Размер шрифта
-
+

Вопросы к немецкой памяти. Статьи по устной истории - стр. 33

В более общем плане можно сказать так: реконструкции повседневной жизни с помощью интервью-воспоминаний более успешны применительно к тем явлениям, которые еще имели место в жизни современников, но теперь уже в таком виде более не существуют, нежели к тем, которые возникли на их памяти и продолжают существовать ныне. Это может показаться историку банальностью; важная ограничивающая функция этого положения становится видна только если учесть, что оно относится к специфическому методу изучения современной истории. Потому что если современная история вообще чем-то отличается от прочей, то именно тем, что она изучает события и структуры, с которыми ныне живущие люди еще связаны непосредственными узами опыта и власти.

Опыт субъектов

Устная история – не панацея, но обеспечиваемые ею возможности дифференцированного восприятия как в социальной, так и в культурной истории повседневной жизни еще далеко не исчерпаны. И все же она – не только эвристический инструмент для заполнения лакун в изучении современной истории. Ее основная роль в исторической науке заключается в том, что она начинает демонстрировать исторически обусловленный характер и историческую практику массы субъектов (говоря коротко – «народа» {94}). Это ставит ее в один ряд с другими качественными методиками изучения такой социальной истории, которая находится под влиянием гуманитарных наук, прежде всего антропологии, и выступает все более в качестве критического потенциала в отношении двух так называемых парадигм (т. е. способов овладения организацией всего исторического знания) – традиционного историзма и так называемой исторической социальной науки (historische Sozialwissenschaft).

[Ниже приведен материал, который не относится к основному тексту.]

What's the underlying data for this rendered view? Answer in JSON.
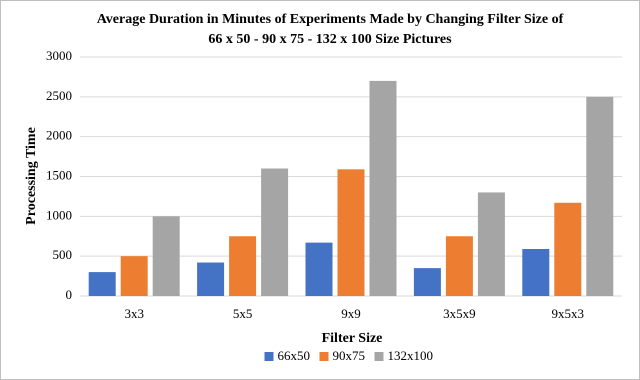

Традиционному историзму (в той его разновидности, которая стояла на точке зрения, близкой к точке зрения господствующих групп, т. е. считала общество конструктом, созданным антагонистической наукой, а народ как величину пренебрежимо малую оставляла без изучения, произвольно приписывая ему те или иные качества), исследователи, пытающиеся заниматься качественной социальной историей, противопоставляют конкретизированный взгляд с точки зрения народа (или, говоря академическим языком, демонстрируют относительную автономию социокультурных субструктур). Это видение не может быть полностью вписано в картину, как она видится с трона и с кафедры, – разве что в форме резидуальных категорий («антропологических констант») {95}.

Ведущие представители исторической социальной науки, похоже, усматривают некий вызов в том, что в качественной социальной истории их макросоциологический теоретический аппарат оказывается слишком громоздким, устаревшим и некритичным, что их апелляциями к критическому рационализму пренебрегают как практически бесполезным, бесплодным сужением палитры исторических средств познания и что в истории собственный смысл субъектов и миров их повседневного опыта оказывается не намного более удобным для синтеза, «чем в реальной жизни» {96}.

Но в обоих случаях разломы порою кажутся глубже, чем они есть на самом деле. Устная история и другие области качественной социальной истории по необходимости являются составными частями понимающей исторической и социологической науки. В истории они видят культурную зону, которую методами точных наук невозможно, да и не надо, полностью «разложить по полочкам». Представителей этих направлений роднит со многими представителями позднего историзма априорное суждение, что историю творят люди, – только они при этом имеют в виду гораздо большее число людей. Подобно исторической социальной науке, они стремятся расширить научный контроль исторических источников, им дороги демократия (даже в период между выборами) и рациональность (вплоть до познания ее границ), они опираются на традиции Просвещения – впрочем, не на рационализированный в ту эпоху буржуазный бред величия и не на приобретшую структурный характер лавину модернизирующей экспансии европейской буржуазии, а скорее на осознанную в то время необходимость самосозидания и саморефлексии общества {97}.